De la même manière qu’il existe une différence marquée en termes de PIB par habitant entre le nord et le sud de la carte de l’Italie, il existe également une différence entre les zones urbaines et rurales.

Et le nord est beaucoup plus urbain que le sud. Ainsi, les grandes provinces urbaines du nord (avec la province autonome de Bolzano) sont les régions les plus riches du pays (Milan, Bologne ou Florence), tandis que les régions les plus rurales du sud sont les plus pauvres.
Cette division suit les frontières qui existaient déjà avant l'unification italienne, où les nombreuses petites cités-États du nord, axées sur le commerce et l'innovation pour survivre, ont évolué pour former les districts industriels italiens, l'un des plus innovants et compétitifs au monde et presque à l'abri. aux crises économiques.
Au sud, l'ancien royaume agricole de Deux-Siciles laissés pour compte, avec un poids agricole très élevé et peu de grandes villes qui stimulent l’activité économique.
L'ancien royaume des Deux-Siciles occupe 40 % de la carte de l'Italie actuelle, mais son PIB atteint à peine 23 % de la richesse du pays.

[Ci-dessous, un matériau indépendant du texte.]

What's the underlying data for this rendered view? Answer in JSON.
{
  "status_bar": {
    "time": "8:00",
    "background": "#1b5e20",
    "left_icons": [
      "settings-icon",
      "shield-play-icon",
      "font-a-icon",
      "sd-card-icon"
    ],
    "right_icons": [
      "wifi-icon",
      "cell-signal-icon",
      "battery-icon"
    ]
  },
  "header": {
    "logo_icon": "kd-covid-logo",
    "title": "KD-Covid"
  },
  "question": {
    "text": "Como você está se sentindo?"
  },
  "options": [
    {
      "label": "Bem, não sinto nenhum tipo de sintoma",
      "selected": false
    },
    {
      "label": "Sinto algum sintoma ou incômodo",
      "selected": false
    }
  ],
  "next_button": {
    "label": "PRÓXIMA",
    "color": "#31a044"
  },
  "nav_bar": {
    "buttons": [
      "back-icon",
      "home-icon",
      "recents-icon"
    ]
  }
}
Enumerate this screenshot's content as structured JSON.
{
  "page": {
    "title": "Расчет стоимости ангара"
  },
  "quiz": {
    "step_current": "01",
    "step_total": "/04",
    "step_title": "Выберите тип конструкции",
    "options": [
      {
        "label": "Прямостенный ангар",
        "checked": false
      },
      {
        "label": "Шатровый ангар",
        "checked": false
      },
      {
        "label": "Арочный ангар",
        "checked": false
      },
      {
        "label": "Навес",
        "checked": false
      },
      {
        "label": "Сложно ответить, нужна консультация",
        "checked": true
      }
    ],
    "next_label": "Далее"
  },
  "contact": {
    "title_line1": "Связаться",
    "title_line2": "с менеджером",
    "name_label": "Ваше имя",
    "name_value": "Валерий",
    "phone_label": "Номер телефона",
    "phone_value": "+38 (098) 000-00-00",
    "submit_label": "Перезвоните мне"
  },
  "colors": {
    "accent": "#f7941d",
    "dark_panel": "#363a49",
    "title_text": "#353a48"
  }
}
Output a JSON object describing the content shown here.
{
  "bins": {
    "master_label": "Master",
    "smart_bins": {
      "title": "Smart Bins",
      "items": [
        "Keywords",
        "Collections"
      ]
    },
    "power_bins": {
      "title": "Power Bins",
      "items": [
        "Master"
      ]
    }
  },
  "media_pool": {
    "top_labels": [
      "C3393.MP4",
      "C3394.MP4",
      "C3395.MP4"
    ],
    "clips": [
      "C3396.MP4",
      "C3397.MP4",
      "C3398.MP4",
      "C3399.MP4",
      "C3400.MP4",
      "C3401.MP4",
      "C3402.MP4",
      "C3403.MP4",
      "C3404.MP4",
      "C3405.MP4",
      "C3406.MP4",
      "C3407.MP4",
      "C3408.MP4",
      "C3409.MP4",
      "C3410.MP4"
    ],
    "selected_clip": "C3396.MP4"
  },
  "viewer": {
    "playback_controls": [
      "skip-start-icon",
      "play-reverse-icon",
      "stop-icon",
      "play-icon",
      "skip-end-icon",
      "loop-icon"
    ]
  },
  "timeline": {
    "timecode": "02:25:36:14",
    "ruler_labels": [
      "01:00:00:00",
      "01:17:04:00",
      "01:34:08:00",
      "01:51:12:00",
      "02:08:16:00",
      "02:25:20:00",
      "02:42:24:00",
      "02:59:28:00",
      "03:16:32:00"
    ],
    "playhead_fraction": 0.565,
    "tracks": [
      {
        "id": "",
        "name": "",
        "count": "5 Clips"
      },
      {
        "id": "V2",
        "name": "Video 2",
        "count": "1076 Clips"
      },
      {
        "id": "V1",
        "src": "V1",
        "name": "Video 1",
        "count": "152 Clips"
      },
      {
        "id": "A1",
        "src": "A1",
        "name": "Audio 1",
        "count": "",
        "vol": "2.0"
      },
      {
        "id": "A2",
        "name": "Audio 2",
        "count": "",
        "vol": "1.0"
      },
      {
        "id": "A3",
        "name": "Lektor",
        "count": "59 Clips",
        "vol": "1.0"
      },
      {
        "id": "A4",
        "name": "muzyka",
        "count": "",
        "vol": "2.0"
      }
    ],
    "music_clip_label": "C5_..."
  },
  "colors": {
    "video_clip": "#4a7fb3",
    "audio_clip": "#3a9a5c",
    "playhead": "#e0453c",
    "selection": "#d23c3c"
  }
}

A l'autre extrême, les régions de la vallée du Pô (Padanie, qui s'étend entre les Apennins et les Alpes) représentent la moitié du PIB italien.
Par ailleurs, les provinces du nord sont proches des autres pôles économiques d'Europe et font partie du Banane bleue européenne, tandis que ceux du sud font partie du périphérie économique de l'Union européennea.

Au milieu de cette grande fracture qui divise le pays en deux se trouverait la province de Rome, avec un PIB par habitant légèrement supérieur à la moyenne italienne, mais entourée sur la carte par d'autres provinces dont le PIB par habitant est nettement inférieur.
Cet immense contraste de PIB par habitant sur la carte de l’Italie, cela se traduit également, comme cause et conséquence, par de nombreuses autres variables socio-économiques.
Le sud abrite la Camorra (Campanie), la Cosa Nostra (Sicile), la Sacra Corona Unita (Pouilles) ou la 'Ndrangheta (Calabre), les mafias italiennes, qui contrôlent plusieurs secteurs économiques par l'extorsion et la corruption et alimentent de nombreux problèmes socio-économiques de la région.
Le contraste entre le nord et le sud est également visible dans la carte du chômage, de l'échec scolaire, des jeunes qui n'étudient ni ne travaillent, en valeur de l'heure de travail, en investissement dans la Recherche, le Développement et l'Innovation ou en bénéficiant d'aides européennes.